There are different legends about the origin of the Brătianus. According especially to national liberal historians and politicians (e. g. Constantin's granddaughter Sabina Brătianu-Cantacuzino, Constantin's great-grandson Gheorghe Brătianu or Ion Duca) the female line of the family history goes back to the Vlădescu boyars of the Argeș County. By the end of the 18th century Constantin's father Iane (or Ene) Brătianu, a minor boyar (Șătrar), has married into the Vlădescu family. However, contrary to that, a certain Dr. Georgiyev, linguist at Oriental Academy of Vienna, claimed that Constantin Brătianu has been of Bulgarian descent and immigrated from Gorna Oryahovitsa (in the Turkish ruled Northern Bulgaria) into Wallachia not before the Russo-Turkish wars when Wallachia was temporarily occupied by the Russians. Following another Russo-Turkish war Wallachia was occupied again and the Organic Regulation was imposed there. Based on that Regulament the Russians installed a parliament-like assembly of boyars. From 1831 on Constantin Brătianu, meanwhile the wealthiest of all boyars of the county, represented Argeș in the Wallachian assembly. Additionally in 1835 he became the county administrator of Argeș and in 1839 the Wallachian prince Alexandru Dimitrie Ghica honored him with the rank of a clucer. Allegedly until that time Constantin Brătianu was "knowing neither how to write nor to read, barely even able to sign his name". (Instead of reading or writing Romanian, according to the Viennian linguist, Brătianu still spoke Bulgarian.)
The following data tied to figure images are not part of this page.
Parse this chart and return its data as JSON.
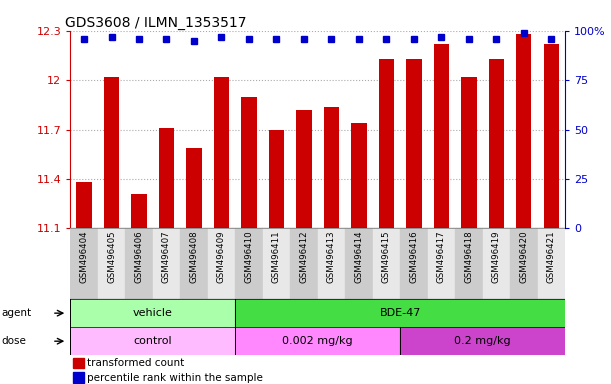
{
  "title": "GDS3608 / ILMN_1353517",
  "samples": [
    "GSM496404",
    "GSM496405",
    "GSM496406",
    "GSM496407",
    "GSM496408",
    "GSM496409",
    "GSM496410",
    "GSM496411",
    "GSM496412",
    "GSM496413",
    "GSM496414",
    "GSM496415",
    "GSM496416",
    "GSM496417",
    "GSM496418",
    "GSM496419",
    "GSM496420",
    "GSM496421"
  ],
  "bar_values": [
    11.38,
    12.02,
    11.31,
    11.71,
    11.59,
    12.02,
    11.9,
    11.7,
    11.82,
    11.84,
    11.74,
    12.13,
    12.13,
    12.22,
    12.02,
    12.13,
    12.28,
    12.22
  ],
  "percentile_values": [
    96,
    97,
    96,
    96,
    95,
    97,
    96,
    96,
    96,
    96,
    96,
    96,
    96,
    97,
    96,
    96,
    99,
    96
  ],
  "ylim_left": [
    11.1,
    12.3
  ],
  "ylim_right": [
    0,
    100
  ],
  "yticks_left": [
    11.1,
    11.4,
    11.7,
    12.0,
    12.3
  ],
  "ytick_labels_left": [
    "11.1",
    "11.4",
    "11.7",
    "12",
    "12.3"
  ],
  "yticks_right": [
    0,
    25,
    50,
    75,
    100
  ],
  "ytick_labels_right": [
    "0",
    "25",
    "50",
    "75",
    "100%"
  ],
  "bar_color": "#cc0000",
  "percentile_color": "#0000cc",
  "bar_bottom": 11.1,
  "vehicle_color": "#aaffaa",
  "bde47_color": "#44dd44",
  "control_color": "#ffbbff",
  "dose_low_color": "#ff88ff",
  "dose_high_color": "#cc44cc",
  "legend_bar_label": "transformed count",
  "legend_pct_label": "percentile rank within the sample",
  "agent_label": "agent",
  "dose_label": "dose",
  "grid_color": "#aaaaaa",
  "tick_color_left": "#cc0000",
  "tick_color_right": "#0000cc",
  "bg_color": "#ffffff",
  "title_fontsize": 10,
  "n_vehicle": 6,
  "n_bde_low": 6,
  "n_bde_high": 6
}
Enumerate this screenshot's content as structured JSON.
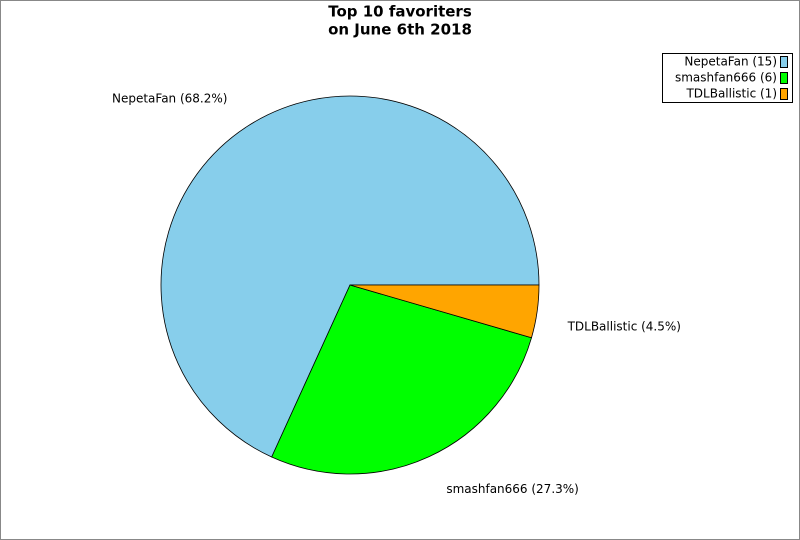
{
  "chart_data": {
    "type": "pie",
    "title": [
      "Top 10 favoriters",
      "on June 6th 2018"
    ],
    "values": [
      68.2,
      27.3,
      4.5
    ],
    "labels": [
      "NepetaFan (68.2%)",
      "smashfan666 (27.3%)",
      "TDLBallistic (4.5%)"
    ],
    "legend_labels": [
      "NepetaFan (15)",
      "smashfan666 (6)",
      "TDLBallistic (1)"
    ],
    "colors": [
      "#87ceeb",
      "#00ff00",
      "#ffa500"
    ],
    "legend": "top-right"
  }
}
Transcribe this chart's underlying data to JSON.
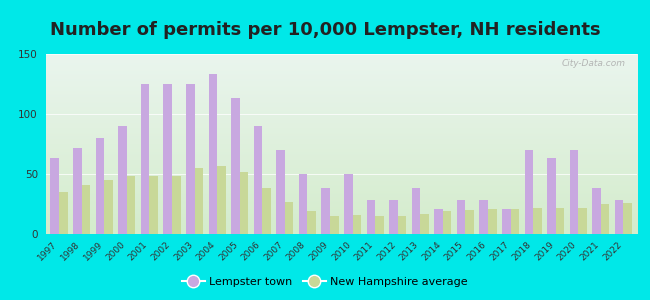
{
  "title": "Number of permits per 10,000 Lempster, NH residents",
  "years": [
    1997,
    1998,
    1999,
    2000,
    2001,
    2002,
    2003,
    2004,
    2005,
    2006,
    2007,
    2008,
    2009,
    2010,
    2011,
    2012,
    2013,
    2014,
    2015,
    2016,
    2017,
    2018,
    2019,
    2020,
    2021,
    2022
  ],
  "lempster": [
    63,
    72,
    80,
    90,
    125,
    125,
    125,
    133,
    113,
    90,
    70,
    50,
    38,
    50,
    28,
    28,
    38,
    21,
    28,
    28,
    21,
    70,
    63,
    70,
    38,
    28
  ],
  "nh_avg": [
    35,
    41,
    45,
    48,
    48,
    48,
    55,
    57,
    52,
    38,
    27,
    19,
    15,
    16,
    15,
    15,
    17,
    19,
    20,
    21,
    21,
    22,
    22,
    22,
    25,
    26
  ],
  "lempster_color": "#c8a8e0",
  "nh_avg_color": "#c8d898",
  "background_outer": "#00e8e8",
  "background_inner_top": "#eaf5ee",
  "background_inner_bottom": "#d4eccc",
  "ylim": [
    0,
    150
  ],
  "yticks": [
    0,
    50,
    100,
    150
  ],
  "title_fontsize": 13,
  "title_color": "#222222",
  "legend_label_lempster": "Lempster town",
  "legend_label_nh": "New Hampshire average",
  "bar_width": 0.38,
  "watermark": "City-Data.com"
}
With his wife Anastasia (also called Anica or Sica) Tigveanu, who died in 1838 (or 1839), Constantin Brătianu had three sons and four daughters. The oldest son (Teodor) became a general. Despite their boyaric origin, the two other sons (Dumitru and Ion) founded the National Liberal Party (Partidul Național Liberal) to end the rule of the conservative boyar's party – at least until the moment, when Dumitru allied himself with the boyar's party to overthrow his brother Ion.